Alastair Seeley has secured a British championship ride after it was confirmed on Thursday that the Carrick rider has joined Spirit Motorcycles to compete in the Supersport class.
Seeley and team-mate Dean Ellison will ride the British-built, Moto2 inspired machine under an invitational entry and will not be eligible for championship points.
However, with uncertainty over the long-term future of 600cc Supersport machines, the bespoke manufacturer hopes the Spirit GP-Sport R will showcase the possibilities for a Moto2 derived prototype class.

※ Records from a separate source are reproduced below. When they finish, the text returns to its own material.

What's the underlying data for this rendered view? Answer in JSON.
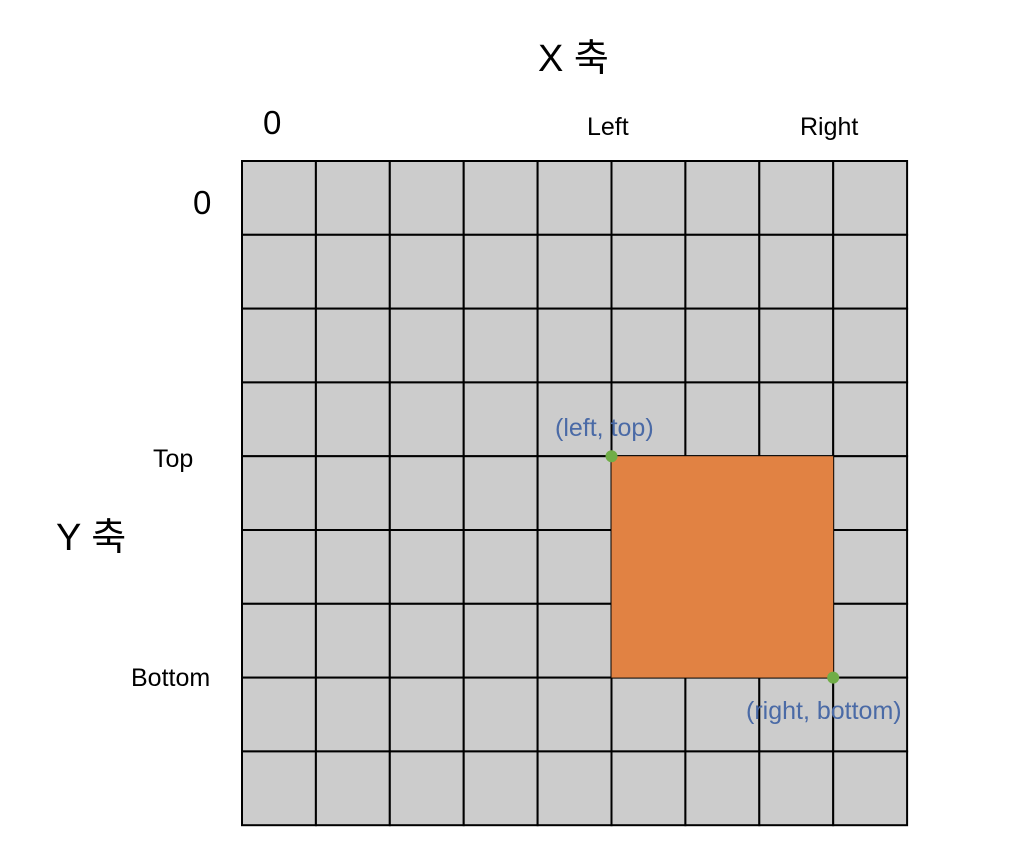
{
  "diagram": {
    "x_axis_title": "X 축",
    "y_axis_title": "Y 축",
    "x_origin_label": "0",
    "y_origin_label": "0",
    "left_label": "Left",
    "right_label": "Right",
    "top_label": "Top",
    "bottom_label": "Bottom",
    "top_left_point_label": "(left, top)",
    "bottom_right_point_label": "(right, bottom)",
    "grid": {
      "columns": 9,
      "rows": 9
    },
    "rectangle": {
      "left_column": 5,
      "top_row": 4,
      "right_column": 8,
      "bottom_row": 7
    }
  },
  "colors": {
    "grid_cell": "#cccccc",
    "grid_line": "#000000",
    "rectangle_fill": "#e18243",
    "point_marker": "#70ad47",
    "point_label": "#4a6aa6"
  }
}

Former British Supersport and Superstock champion Seeley, who had been struggling to put a deal together for 2017 with teams demanding rider budgets of up to £50,000, said he was looking forward to ‘putting the cat amongst the pigeons’ this season.
“I’m really happy to be back in the Supersport class in what is an exciting new project and venture,” he said.
“To be involved with what could be the future of middleweight racing is something I can’t wait to get stuck into. It’s nice to get the call-up for my development skills but also I’m keen to work with an enthusiastic bunch of guys, from my team-mate to mechanics, the manager and partners.
“I’m looking forward to the testing schedule and also the BSB test to see where we are at. Then it’s on to round one at Donington to let the cat amongst the pigeons.”
Seeley’s plans have finally fallen into place, with the 37-year-old already confirmed to be riding for the Gearlink Kawasaki team in the Supersport races at the Vauxhall International North West 200 in May.
He is also set to renew his association with the Moneymore-based TAS Racing team to ride Tyco BMW machinery in the Superbike and Superstock classes at the event, where he became the most successful rider ever in the history of the famous race last year, moving onto 17 victories following a Supersport double.
He finished as the runner-up in the Superstock 1000 Championship in 2015 on the Tyco BMW and made the step up to the Superbike class last season, but was unable to make much of an impact on the RAF Reserves BMW.
The Spirit machine Seeley will race in the Supersport championship is designed and built in the UK and features a 675cc Triumph engine and a Grand Prix inspired fully adjustable chassis, from headstock to swinging arm.
Weighing in at just 140kg, the Spirit GP-Sport R also features state-of-the-art electronics and a host of exotic parts. The team will be backed by title sponsors Quattro Plant.
Tony Scott, MD at Spirit Motorcycles, said: “It would be fair to say that the past three years of development has led us to this moment and it is a relief to be here.
“Our ambition has always been to produce a prototype series which would help young talent learn the craft of setting up a prototype chassis such as this; it is an excellent way for them to gain the skills needed to filter into the GP paddock with confidence and we look forward to showing the BSB visitors just what we have built.”
MCE British Superbike Championship Series Director Stuart Higgs said he would be watching the team’s progress with interest this year given the doubt over the longevity of 600cc Supersport racing.
“There is debate over the future of the middleweight British Championship class, as certain manufacturers have announced that 600cc Supersport machinery will cease to be produced in coming years,” said Higgs.
“We have an obligation to maintain a promotable and accessible class which provides a logical stepping stone in terms of performance. The Spirit project allows us to evaluate in a live and relevant competitive environment a possible future direction. We will be watching with interest.”